Deadly Ponies lives by the philosophy – one arguably embraced by its following – you get what you pay for. The pieces are designed to be an investment. I mean, they’re not going to send your bank account to a place of no return, but they don’t come cheap either.

And with good… well, even great reason. Every addition to the collection is style on steroids – it really, really is. Lovingly crafted from the finest New Zealand leather, every individual piece as handsome as its predecessor is proudly handmade by the crew.

Liam concedes however, that it did take some time for New Zealanders to find the price palatable, but the brand’s message has been strong and consistent – New Zealand designed, sourced and manufactured. No exceptions.

“The feedback we always get is that our customers see their bag, or purse, or jewellery as an investment. It was important that we could educate people about the product – that each and every bag or purse is handmade from luxury, natural and premium products and not synthetics from China.”

Speaking of which, Asia is next on the Deadly Ponies export list, with Australia and America already in the bag so to speak. “One of the major highlights for us as a team has been bumping into people half way around the world that are wearing the brand. We’ve got PR support in both the US and Australia and now we’re looking into Asia.

“We definitely want to grow, but not so much so that we’re tearing our hair out. We’re keen to look into Asia, but there are language and cultural barriers to some extent.
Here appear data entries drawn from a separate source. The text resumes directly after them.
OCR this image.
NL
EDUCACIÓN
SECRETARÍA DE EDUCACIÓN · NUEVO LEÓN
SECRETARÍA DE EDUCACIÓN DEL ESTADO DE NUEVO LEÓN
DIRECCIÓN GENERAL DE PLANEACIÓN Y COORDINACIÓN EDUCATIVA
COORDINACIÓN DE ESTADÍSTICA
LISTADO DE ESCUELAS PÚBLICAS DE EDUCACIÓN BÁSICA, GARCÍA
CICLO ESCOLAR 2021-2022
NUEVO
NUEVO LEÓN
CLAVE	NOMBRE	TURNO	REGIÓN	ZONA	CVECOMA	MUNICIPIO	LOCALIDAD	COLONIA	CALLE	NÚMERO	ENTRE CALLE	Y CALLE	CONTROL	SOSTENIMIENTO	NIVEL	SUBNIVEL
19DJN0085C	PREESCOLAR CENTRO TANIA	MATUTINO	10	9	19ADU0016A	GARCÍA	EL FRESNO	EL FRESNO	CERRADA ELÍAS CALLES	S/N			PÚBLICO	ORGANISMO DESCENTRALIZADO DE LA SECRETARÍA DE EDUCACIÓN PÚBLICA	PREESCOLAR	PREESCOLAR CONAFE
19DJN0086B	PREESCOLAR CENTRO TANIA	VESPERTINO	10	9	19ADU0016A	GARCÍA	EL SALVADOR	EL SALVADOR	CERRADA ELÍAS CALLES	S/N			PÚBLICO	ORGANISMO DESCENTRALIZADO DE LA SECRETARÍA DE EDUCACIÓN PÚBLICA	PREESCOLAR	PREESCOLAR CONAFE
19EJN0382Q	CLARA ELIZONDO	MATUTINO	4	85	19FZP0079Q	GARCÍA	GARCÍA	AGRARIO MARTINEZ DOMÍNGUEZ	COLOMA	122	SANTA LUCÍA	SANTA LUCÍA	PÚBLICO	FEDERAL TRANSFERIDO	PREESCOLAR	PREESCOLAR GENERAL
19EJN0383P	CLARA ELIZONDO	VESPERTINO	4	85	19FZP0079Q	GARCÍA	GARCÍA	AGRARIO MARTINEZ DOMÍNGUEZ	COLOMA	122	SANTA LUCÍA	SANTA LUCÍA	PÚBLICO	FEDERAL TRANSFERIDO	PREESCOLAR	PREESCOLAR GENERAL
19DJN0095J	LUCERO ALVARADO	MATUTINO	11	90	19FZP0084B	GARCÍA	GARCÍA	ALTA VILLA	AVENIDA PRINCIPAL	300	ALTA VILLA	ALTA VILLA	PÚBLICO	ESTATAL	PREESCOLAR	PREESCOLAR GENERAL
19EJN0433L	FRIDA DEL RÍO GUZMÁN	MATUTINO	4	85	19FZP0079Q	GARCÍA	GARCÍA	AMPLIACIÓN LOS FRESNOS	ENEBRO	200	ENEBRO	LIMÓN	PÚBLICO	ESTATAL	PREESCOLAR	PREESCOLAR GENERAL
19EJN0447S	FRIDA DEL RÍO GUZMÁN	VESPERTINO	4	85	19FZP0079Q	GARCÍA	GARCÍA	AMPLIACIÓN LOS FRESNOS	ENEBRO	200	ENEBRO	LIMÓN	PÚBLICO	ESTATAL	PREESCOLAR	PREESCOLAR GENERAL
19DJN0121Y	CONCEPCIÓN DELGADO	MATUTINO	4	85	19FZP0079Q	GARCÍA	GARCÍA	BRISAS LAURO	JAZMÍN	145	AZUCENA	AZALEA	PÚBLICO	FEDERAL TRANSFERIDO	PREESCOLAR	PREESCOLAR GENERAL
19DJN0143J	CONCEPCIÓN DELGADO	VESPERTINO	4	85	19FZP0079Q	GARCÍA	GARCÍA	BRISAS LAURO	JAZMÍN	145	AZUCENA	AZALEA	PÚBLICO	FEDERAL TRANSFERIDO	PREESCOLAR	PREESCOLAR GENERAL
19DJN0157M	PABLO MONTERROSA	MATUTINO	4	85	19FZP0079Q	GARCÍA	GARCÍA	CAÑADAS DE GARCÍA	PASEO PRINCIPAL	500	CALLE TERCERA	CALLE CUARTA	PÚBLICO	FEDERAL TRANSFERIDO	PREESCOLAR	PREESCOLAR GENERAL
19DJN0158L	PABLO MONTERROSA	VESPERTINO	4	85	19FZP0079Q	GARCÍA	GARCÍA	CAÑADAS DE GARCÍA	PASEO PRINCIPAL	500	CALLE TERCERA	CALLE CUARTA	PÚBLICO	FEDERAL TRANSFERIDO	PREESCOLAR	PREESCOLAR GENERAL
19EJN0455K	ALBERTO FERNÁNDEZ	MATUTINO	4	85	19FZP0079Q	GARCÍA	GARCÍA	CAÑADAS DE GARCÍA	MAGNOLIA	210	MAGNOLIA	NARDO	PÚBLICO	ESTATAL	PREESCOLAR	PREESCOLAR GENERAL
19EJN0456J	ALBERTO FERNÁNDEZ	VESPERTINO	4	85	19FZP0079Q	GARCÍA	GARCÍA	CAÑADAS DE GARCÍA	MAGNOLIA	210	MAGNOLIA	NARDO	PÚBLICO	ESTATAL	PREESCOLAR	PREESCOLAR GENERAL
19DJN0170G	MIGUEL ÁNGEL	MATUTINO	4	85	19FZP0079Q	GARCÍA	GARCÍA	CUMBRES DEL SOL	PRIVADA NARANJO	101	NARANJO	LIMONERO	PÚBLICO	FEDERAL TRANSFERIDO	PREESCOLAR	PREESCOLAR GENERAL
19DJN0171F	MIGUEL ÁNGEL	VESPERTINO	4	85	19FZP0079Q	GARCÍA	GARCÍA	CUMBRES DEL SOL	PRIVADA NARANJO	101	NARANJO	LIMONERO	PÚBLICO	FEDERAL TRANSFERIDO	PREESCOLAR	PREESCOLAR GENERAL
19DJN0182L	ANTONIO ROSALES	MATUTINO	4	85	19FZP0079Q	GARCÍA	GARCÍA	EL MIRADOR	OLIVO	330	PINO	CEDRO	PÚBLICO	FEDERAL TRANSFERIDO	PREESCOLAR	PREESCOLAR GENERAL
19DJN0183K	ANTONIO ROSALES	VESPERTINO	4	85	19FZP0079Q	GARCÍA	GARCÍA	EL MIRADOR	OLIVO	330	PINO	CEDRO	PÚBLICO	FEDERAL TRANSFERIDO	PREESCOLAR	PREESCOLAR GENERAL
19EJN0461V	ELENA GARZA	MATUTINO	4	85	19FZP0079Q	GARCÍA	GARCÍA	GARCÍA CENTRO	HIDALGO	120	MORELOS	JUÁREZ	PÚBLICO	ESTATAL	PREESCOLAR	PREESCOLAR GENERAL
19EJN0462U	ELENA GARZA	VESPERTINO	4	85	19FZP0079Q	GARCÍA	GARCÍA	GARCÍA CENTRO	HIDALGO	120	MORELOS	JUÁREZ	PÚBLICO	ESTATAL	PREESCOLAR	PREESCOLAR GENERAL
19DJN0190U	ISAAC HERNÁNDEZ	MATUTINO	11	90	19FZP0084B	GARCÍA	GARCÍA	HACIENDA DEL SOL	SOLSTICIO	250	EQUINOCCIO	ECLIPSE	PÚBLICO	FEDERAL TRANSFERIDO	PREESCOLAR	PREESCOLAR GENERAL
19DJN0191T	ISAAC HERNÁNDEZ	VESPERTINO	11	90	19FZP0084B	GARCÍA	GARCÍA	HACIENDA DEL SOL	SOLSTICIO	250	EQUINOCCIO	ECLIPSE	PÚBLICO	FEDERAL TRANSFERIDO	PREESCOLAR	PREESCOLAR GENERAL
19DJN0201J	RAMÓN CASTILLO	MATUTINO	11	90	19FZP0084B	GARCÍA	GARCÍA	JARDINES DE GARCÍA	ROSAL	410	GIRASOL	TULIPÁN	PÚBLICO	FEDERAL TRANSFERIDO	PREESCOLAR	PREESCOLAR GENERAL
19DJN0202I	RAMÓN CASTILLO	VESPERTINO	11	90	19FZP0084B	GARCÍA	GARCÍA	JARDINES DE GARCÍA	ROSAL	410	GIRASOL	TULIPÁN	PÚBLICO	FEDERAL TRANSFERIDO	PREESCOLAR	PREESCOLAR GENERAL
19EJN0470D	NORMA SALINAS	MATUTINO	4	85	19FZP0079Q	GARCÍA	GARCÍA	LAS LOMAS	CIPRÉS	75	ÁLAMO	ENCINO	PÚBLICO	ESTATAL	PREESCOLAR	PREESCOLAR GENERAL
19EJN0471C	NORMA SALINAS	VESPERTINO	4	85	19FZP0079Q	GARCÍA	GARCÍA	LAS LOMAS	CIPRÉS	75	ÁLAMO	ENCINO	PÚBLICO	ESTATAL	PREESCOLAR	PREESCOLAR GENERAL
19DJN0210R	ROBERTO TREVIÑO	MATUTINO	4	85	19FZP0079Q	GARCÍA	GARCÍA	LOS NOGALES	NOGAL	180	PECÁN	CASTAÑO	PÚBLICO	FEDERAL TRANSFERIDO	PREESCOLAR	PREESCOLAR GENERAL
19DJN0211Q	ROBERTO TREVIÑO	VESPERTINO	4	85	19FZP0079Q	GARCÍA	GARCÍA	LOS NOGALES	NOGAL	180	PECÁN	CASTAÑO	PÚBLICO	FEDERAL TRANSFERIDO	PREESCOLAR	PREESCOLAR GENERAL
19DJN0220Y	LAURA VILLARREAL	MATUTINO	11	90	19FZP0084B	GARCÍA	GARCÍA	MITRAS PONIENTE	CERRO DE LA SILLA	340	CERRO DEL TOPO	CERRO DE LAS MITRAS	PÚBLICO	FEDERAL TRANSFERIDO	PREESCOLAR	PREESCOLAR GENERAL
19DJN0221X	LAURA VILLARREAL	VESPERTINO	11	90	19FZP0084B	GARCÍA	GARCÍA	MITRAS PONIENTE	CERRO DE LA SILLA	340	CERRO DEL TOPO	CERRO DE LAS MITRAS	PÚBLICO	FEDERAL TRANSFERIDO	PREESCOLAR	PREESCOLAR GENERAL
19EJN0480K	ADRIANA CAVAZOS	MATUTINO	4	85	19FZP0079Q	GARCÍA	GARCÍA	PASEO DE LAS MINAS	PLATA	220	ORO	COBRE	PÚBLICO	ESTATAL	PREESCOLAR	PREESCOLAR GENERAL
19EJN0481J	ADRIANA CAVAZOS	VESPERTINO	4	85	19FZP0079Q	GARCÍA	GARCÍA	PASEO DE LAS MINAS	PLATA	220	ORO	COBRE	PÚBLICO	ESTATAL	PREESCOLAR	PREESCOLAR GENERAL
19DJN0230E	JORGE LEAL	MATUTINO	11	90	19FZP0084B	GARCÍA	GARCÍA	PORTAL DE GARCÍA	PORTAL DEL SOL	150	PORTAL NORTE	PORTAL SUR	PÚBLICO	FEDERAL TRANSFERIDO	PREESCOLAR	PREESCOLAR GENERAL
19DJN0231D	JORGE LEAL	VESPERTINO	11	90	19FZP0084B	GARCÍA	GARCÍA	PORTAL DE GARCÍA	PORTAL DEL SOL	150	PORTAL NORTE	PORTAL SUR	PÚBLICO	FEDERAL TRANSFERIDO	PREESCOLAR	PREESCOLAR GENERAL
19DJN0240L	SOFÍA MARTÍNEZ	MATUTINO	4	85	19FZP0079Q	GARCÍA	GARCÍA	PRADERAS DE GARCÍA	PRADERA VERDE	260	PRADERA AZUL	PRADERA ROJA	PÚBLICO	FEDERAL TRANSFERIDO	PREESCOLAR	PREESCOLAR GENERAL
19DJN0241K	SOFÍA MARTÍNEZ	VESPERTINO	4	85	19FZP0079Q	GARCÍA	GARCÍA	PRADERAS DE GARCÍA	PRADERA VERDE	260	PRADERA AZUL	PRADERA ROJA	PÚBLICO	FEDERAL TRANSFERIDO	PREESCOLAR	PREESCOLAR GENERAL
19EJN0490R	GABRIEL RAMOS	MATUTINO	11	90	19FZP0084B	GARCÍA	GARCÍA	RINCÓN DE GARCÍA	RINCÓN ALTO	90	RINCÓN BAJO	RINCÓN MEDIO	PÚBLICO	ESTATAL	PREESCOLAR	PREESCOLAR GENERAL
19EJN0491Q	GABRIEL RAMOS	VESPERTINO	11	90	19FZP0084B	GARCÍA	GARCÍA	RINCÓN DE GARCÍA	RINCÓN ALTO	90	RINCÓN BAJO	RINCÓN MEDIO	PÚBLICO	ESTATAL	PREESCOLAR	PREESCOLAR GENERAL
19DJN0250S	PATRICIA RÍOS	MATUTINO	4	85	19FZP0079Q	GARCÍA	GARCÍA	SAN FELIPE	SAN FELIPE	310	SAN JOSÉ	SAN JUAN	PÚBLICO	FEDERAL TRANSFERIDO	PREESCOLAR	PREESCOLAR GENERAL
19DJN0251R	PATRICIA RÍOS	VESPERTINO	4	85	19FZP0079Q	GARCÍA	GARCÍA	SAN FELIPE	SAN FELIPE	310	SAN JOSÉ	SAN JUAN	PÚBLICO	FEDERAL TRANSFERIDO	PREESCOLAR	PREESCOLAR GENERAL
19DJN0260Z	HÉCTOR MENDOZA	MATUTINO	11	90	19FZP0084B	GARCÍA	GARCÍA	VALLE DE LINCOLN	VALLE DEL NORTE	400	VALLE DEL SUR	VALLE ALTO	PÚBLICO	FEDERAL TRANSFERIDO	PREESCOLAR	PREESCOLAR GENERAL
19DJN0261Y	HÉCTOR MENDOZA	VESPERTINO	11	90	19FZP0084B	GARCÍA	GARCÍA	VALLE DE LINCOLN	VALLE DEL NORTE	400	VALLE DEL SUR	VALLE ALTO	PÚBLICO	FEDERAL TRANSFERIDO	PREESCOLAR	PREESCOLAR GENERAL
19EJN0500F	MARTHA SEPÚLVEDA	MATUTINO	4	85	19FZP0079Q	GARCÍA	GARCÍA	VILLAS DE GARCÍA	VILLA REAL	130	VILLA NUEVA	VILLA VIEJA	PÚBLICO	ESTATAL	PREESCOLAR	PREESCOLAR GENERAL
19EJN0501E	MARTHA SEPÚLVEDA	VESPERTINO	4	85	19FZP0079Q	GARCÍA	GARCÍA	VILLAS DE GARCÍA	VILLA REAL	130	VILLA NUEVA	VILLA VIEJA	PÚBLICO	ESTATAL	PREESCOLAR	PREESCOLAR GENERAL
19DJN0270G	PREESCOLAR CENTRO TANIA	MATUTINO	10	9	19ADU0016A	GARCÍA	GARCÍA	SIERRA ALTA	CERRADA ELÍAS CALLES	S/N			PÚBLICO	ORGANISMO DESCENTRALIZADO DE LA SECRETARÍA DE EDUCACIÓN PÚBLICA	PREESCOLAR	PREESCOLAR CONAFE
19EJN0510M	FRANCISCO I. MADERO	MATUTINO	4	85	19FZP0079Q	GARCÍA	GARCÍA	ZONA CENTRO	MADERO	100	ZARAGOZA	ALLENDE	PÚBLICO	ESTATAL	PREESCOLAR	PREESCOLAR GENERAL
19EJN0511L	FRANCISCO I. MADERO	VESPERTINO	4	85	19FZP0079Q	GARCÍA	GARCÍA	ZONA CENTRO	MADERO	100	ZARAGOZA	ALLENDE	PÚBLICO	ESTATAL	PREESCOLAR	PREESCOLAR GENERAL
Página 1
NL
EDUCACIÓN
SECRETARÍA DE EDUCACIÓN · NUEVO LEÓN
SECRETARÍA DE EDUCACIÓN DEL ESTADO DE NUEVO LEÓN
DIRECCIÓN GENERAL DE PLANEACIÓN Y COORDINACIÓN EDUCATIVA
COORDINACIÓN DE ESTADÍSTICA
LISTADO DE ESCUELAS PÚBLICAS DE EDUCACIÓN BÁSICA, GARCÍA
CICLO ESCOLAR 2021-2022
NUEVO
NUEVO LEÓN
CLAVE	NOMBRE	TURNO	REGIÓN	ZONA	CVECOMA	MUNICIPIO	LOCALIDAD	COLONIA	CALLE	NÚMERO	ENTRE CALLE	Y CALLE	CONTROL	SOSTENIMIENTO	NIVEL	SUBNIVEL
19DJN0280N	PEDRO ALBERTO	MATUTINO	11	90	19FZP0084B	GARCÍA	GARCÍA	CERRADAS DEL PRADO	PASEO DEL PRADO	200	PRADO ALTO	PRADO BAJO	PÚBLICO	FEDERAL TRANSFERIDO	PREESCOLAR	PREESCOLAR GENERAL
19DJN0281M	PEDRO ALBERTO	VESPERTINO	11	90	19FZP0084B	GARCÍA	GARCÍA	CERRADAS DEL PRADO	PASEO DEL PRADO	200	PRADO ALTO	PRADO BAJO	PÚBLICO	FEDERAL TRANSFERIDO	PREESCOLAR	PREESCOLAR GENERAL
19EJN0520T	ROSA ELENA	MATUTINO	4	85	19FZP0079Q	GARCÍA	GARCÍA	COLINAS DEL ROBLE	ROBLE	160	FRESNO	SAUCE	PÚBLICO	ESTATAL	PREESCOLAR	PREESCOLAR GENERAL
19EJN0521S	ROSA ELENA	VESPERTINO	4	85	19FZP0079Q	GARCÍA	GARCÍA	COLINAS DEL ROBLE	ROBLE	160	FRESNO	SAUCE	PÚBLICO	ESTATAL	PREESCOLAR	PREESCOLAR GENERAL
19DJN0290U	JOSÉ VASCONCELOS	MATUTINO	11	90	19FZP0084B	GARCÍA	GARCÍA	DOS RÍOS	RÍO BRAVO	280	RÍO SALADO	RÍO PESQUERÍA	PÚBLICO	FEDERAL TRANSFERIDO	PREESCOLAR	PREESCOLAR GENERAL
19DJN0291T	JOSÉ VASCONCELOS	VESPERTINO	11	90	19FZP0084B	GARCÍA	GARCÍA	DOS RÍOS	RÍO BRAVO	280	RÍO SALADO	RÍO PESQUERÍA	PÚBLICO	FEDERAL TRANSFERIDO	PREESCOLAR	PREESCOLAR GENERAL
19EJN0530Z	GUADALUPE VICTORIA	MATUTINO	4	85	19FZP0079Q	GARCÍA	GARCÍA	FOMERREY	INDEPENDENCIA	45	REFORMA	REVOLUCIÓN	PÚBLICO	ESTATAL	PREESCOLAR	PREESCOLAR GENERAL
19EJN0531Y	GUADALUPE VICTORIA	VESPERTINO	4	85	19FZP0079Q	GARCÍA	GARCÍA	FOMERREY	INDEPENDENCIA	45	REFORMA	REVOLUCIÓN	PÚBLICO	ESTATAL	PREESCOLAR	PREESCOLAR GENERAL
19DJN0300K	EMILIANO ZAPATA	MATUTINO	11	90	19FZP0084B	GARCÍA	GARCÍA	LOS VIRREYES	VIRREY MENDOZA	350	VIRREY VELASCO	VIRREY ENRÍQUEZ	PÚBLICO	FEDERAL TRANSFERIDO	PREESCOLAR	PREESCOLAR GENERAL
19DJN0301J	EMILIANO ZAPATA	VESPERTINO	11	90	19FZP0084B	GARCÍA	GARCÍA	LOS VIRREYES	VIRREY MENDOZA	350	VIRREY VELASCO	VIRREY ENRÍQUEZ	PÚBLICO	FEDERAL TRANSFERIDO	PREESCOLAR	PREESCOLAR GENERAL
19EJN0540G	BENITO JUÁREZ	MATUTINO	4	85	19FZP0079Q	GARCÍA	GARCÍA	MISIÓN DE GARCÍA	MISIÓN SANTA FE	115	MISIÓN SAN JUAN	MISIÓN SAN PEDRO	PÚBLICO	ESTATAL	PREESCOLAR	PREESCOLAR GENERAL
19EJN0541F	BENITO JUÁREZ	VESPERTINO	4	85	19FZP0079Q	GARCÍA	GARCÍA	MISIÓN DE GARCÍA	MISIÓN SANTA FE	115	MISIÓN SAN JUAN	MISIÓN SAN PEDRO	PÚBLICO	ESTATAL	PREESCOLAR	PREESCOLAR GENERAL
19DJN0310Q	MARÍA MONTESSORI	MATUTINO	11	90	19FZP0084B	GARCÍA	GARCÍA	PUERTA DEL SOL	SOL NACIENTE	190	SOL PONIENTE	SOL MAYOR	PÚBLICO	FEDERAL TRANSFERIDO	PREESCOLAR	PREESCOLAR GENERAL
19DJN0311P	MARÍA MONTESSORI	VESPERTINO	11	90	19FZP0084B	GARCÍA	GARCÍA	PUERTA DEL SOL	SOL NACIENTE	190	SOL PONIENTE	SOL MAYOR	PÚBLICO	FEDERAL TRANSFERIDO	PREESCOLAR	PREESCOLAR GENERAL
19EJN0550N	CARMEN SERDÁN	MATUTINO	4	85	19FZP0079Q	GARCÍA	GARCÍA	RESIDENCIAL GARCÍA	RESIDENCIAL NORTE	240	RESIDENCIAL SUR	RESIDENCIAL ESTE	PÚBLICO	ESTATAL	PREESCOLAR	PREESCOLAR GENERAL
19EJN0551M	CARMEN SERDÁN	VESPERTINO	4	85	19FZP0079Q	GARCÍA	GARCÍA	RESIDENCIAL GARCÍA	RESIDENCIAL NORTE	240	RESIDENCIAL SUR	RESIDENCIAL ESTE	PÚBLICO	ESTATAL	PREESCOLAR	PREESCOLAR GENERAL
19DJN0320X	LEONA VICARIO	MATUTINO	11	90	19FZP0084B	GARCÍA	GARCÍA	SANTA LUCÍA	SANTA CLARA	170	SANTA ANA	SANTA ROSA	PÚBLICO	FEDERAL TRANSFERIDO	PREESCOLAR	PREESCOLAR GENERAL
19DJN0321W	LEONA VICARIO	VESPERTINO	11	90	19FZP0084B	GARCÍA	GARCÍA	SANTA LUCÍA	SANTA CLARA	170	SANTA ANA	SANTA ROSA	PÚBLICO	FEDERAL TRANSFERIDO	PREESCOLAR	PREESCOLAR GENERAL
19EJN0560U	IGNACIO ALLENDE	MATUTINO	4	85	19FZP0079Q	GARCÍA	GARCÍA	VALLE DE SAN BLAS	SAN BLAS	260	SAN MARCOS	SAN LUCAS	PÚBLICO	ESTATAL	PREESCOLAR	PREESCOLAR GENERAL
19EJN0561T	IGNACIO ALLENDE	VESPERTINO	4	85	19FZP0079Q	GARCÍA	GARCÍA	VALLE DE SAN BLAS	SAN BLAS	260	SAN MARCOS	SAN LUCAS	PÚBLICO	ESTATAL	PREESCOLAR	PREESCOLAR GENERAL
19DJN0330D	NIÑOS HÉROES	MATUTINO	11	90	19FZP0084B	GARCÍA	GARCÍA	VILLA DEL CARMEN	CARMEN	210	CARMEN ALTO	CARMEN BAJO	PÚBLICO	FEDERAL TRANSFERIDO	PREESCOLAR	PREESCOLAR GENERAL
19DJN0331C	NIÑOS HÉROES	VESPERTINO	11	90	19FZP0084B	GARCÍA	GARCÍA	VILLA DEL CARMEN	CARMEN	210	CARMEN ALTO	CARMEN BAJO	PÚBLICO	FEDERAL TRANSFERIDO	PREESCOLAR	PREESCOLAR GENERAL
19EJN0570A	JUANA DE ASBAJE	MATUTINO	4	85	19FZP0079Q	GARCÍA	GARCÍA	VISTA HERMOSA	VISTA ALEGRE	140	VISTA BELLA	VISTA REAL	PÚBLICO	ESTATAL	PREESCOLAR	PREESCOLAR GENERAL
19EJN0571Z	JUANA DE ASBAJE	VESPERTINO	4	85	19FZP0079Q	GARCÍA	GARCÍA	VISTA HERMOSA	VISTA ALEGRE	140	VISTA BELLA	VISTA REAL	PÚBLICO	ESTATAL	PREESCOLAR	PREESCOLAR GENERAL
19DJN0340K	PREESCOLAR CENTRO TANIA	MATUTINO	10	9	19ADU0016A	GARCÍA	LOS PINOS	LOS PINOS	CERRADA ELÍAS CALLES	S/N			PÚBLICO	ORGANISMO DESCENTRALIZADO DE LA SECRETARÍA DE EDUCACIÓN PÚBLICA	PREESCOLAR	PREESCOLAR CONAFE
We need to look carefully and closely at how we approach stores and how we do business with them – it’s an interesting process.”

Process is everything for Deadly Ponies – it keeps everything in check when a working week takes a turn for the crazy. “In the last week alone we’ve rolled out a guerilla store, a store within another store, worked on a new collection and looked at a possible collaboration.

Growth however, is never a given and it’s never taken for granted by Liam, particularly in light of the fashion industry’s palpable volatility and vulnerability. “One of the biggest challenges for us is to keep growing when a lot of players in the industry are literally shutting up shop.

“We focus carefully on our internal structure and work hard to build a strong team with dedicated people, but sometimes things happen that are beyond our immediate control.

“We’ve had experiences where we are just weeks away from filling an order and then suddenly one of our primary suppliers shuts up shop overnight. In that situation, we have to move fast and find someone else with the same quality product.

“Or, a manufacturer we work with might change their production cycle to cut costs and the quality slips, so we have to find someone else; this can happen right in the middle of a production run.”

In short, it’s a relentless pace and the market can be merciless. But still, Deadly Ponies continues to not only perform, but also show off in the best possible ways.

Right now the pieces in store and online are almost too hot to handle. They’re enough to drive style lovers a little mad. I mean, they’re probably not trade grandma in for the handbag type bags, but it’d be uncomfortably close. You think I’m kidding, right? Ok, I am.